Upon completion of the transformation step, the loading phase is initiated. In it the transformation’s output is loaded into LMDB. For that, a strategy must implement a loader.module.direct and loader.module.order generator function. These functions must allocate a key-value relationship between each of the data points:

  • direct()’s yielded key must be globally unique (like a primary key).

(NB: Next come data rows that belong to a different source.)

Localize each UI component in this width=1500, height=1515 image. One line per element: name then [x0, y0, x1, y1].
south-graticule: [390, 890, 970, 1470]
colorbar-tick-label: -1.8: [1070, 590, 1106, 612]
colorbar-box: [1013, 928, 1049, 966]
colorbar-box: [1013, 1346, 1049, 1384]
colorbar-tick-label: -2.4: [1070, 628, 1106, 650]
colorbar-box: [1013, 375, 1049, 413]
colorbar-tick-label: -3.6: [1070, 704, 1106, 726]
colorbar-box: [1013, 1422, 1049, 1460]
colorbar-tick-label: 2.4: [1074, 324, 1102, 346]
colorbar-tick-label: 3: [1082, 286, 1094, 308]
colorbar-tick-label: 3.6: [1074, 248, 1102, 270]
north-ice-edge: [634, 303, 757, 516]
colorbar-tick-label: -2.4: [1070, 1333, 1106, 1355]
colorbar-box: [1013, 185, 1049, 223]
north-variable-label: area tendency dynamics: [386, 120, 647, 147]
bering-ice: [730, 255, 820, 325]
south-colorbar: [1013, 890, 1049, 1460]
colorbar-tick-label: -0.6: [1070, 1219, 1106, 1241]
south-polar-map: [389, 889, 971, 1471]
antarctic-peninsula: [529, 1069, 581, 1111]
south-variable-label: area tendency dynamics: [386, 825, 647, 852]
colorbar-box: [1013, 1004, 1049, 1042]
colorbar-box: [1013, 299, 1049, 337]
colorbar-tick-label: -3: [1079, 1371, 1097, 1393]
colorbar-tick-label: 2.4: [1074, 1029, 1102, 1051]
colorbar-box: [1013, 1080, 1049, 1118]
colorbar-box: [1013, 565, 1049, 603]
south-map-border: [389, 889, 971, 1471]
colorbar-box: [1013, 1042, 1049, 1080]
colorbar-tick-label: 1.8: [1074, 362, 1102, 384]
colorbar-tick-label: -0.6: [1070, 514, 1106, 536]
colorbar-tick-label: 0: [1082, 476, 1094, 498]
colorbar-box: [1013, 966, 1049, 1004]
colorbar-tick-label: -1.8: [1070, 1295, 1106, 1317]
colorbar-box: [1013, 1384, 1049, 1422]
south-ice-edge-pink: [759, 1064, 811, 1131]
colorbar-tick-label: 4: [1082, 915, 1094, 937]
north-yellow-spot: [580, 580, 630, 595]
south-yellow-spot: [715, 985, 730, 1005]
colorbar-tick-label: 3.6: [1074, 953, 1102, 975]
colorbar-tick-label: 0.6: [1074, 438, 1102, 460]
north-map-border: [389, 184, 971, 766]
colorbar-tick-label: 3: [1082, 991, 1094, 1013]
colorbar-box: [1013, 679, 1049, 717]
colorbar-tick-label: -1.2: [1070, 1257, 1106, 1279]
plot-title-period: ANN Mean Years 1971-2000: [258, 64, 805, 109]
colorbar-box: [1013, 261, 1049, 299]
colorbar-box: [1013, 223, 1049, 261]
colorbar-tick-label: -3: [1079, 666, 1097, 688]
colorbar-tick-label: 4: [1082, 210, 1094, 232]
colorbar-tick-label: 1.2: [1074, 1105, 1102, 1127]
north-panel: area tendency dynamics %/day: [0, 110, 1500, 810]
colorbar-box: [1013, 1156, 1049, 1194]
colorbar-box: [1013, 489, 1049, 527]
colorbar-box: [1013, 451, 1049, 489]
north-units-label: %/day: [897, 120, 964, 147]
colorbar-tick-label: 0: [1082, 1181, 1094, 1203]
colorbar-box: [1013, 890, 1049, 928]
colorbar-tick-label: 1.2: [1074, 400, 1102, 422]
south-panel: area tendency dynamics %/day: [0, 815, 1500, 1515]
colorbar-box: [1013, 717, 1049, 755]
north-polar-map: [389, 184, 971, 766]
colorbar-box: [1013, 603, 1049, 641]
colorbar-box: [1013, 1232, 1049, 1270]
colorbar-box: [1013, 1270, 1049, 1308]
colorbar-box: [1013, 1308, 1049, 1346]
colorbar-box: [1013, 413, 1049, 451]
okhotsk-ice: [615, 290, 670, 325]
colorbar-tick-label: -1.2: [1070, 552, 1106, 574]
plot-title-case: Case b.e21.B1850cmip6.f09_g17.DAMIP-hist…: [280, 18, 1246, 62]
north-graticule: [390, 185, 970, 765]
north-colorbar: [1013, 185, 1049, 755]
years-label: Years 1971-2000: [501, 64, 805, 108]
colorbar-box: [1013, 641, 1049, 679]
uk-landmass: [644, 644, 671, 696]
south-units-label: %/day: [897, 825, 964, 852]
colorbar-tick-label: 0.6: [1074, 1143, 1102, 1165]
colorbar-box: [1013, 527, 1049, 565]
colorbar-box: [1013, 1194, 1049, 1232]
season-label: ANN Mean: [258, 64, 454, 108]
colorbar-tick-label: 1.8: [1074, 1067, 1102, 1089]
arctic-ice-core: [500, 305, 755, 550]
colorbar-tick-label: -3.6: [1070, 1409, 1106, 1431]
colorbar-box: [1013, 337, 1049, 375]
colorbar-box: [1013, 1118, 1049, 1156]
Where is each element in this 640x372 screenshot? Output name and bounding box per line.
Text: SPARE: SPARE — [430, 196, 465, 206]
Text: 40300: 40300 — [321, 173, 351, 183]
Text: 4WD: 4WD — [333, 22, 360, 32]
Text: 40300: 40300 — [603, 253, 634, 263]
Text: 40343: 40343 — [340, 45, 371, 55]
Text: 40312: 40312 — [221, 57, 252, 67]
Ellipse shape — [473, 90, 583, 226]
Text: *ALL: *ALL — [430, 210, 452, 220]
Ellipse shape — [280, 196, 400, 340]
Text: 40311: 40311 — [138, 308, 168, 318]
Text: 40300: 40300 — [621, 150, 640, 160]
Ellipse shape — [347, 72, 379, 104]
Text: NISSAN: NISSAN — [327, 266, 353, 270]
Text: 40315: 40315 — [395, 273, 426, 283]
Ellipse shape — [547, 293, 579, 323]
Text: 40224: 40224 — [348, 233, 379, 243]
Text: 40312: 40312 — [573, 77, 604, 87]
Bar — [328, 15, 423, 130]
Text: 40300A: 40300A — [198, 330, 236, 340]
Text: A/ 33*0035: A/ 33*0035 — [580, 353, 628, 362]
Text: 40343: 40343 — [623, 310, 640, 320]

  • order()’s yielded key must be unique and totally, lexographically orderable.

const path = [
  {
    name: "call-block-logs",
    loader: {
      module: {
        direct: function* ({ state }) {
          const log = JSON.parse(state.line);
          // NOTE: To access a transaction directly by its identifier, in
          // `direct` we select ``transactionHash`` as the key for the entire
          // `log`.
          yield {
            key: log.transactionHash,
            value: log
          }
        },
        order: function* ({ state }) {
          const log = JSON.parse(state.line);
          // NOTE: For LMDB to be able to order the keys properly it is
          // important that they're correctly encoded and padded. To see how
          // this may be implemented, check out the key encoding logic at
          // https://github.com/attestate/crawler-call-block-logs/blob/main/src/loader.mjs
          // yield...
        },
      },
      input: {
        name: "call-block-logs-transformer",
      },
      output: {
        name: "call-block-logs-loader",
      }
    }
  },
];

Additionally, crawls can happen repeatedly. For that, the first path exposes a property named coordinator.

const path = [
  {
    name: "call-block-logs",
    coordinator: {
      archive: false,
      module: blockLogs.state,
      interval: 5000,
    },
    "...": "..."
  }
];

In this case, upon completing the crawl path entirely, the coordinator waits for interval=5000 milliseconds before it retriggers the entire crawl again. For the coordinator to work, it is additionally necessary to configure a state module. The state module also has a particular interface that we must comply with. You can find an example of it in @attestate/crawler-calll-block-logs. With the archive option, we can defined whether the result files in the DATA_DIR are deleted upon completing the task or if they’re “archived”. In case they’re archived, they’ll be renamed by adding a prefix of the date time of completion.

And that’s all! A full configuration of the Attestate crawler can be found on GitHub.